114 Glaciers of Mount Scott

The Geology of Crater Lake National Park, Oregon With a reconnaissance of the Cascade Range southward to Mount Shasta by Howell Williams

The Glaciation of Mount Mazama

 

Evidence of Glaciation Outside the Caldera

     Glaciers of Mount Scott

The presence of glacial striae on the caldera rim at Sentinel Rock and west of Cloudcap, and of morainic mounds beneath pumice on the summit of Anderson Bluffs, shows that the glaciers of Mount Mazama once swept round the southern base of Mount Scott. This parasitic cone formed another center of ice dispersal.

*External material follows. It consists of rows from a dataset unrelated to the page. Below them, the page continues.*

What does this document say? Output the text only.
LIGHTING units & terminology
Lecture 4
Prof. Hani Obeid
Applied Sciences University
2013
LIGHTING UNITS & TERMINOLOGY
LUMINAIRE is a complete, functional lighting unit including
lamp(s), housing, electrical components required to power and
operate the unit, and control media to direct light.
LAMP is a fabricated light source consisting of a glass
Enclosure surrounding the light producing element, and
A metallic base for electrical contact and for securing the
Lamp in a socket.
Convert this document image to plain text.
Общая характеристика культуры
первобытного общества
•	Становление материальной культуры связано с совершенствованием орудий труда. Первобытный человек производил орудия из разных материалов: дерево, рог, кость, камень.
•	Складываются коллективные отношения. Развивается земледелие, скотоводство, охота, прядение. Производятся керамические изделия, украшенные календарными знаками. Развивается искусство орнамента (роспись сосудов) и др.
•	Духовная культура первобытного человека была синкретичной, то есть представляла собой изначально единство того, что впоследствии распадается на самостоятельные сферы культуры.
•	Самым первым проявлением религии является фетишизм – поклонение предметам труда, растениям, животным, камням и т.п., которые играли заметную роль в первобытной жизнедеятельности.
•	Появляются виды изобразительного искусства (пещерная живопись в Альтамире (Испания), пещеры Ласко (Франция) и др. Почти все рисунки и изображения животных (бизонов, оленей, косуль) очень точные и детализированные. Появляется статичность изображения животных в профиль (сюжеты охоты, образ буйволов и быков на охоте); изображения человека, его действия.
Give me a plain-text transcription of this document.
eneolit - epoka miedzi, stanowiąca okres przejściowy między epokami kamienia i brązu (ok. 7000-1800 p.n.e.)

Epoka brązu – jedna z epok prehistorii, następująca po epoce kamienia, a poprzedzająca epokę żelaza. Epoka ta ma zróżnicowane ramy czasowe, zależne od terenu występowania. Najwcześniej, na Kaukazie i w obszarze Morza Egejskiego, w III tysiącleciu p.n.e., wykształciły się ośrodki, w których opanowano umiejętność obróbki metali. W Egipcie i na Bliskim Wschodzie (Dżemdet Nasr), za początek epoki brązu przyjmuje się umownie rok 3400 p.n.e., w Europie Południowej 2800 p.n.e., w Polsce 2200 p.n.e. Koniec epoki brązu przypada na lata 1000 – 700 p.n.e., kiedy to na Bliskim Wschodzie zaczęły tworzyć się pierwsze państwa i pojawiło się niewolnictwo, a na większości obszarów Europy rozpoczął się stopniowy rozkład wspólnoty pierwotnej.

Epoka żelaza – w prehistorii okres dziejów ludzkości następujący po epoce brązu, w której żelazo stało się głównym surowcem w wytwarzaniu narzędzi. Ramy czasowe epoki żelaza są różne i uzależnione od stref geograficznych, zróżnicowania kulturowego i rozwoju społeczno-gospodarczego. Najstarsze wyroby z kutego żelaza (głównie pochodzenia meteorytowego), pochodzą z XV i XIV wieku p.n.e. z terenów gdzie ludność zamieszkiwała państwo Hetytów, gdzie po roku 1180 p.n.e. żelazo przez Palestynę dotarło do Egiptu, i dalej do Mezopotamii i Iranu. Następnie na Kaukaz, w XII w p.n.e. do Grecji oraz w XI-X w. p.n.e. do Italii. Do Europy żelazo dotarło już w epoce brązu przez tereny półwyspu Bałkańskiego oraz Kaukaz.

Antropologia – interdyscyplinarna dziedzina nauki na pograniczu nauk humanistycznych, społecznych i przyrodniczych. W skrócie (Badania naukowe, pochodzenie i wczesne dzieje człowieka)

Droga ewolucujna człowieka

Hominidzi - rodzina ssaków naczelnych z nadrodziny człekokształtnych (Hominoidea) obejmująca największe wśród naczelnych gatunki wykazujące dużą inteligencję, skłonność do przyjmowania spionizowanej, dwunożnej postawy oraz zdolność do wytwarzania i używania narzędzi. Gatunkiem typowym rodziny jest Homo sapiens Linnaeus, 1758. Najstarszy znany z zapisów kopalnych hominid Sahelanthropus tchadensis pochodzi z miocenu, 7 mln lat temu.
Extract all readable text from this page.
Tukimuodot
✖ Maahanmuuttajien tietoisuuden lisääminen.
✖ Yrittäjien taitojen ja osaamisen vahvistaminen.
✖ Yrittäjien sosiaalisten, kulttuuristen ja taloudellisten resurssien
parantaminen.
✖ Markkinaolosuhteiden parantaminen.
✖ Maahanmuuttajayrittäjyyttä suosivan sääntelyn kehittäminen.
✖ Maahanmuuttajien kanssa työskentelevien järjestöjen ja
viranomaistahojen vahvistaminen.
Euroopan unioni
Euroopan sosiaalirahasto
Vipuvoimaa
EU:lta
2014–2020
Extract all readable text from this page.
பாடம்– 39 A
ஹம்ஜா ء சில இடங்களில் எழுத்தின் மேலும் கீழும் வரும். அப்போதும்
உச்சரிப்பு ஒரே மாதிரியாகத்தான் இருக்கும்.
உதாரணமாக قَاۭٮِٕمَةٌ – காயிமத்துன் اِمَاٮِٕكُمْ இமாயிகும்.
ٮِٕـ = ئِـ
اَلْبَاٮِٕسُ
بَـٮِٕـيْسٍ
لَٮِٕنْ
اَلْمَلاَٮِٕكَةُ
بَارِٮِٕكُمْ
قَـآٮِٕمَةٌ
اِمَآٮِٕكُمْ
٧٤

Down the east slopes of the cone two glaciers, between 4 and 5 miles long, followed the canyon of Scott Creek and the unnamed canyon to the north, as far as the basalt plateau. The cluster of dacite domes at the east base of Mount Scott was formed after these glaciers had retreated. But even after the glaciers had shrunk until they no longer covered the present east rim of the caldera, ice lingered in the cool recesses of the cirque on the northwest side of Mount Scott. At the mouth of this small cirque and on its southwest side one may still see well preserved moraines. If a glacier remained in the cirque when the great pumice explosions took place, it can have been no more than a few hundred yards long.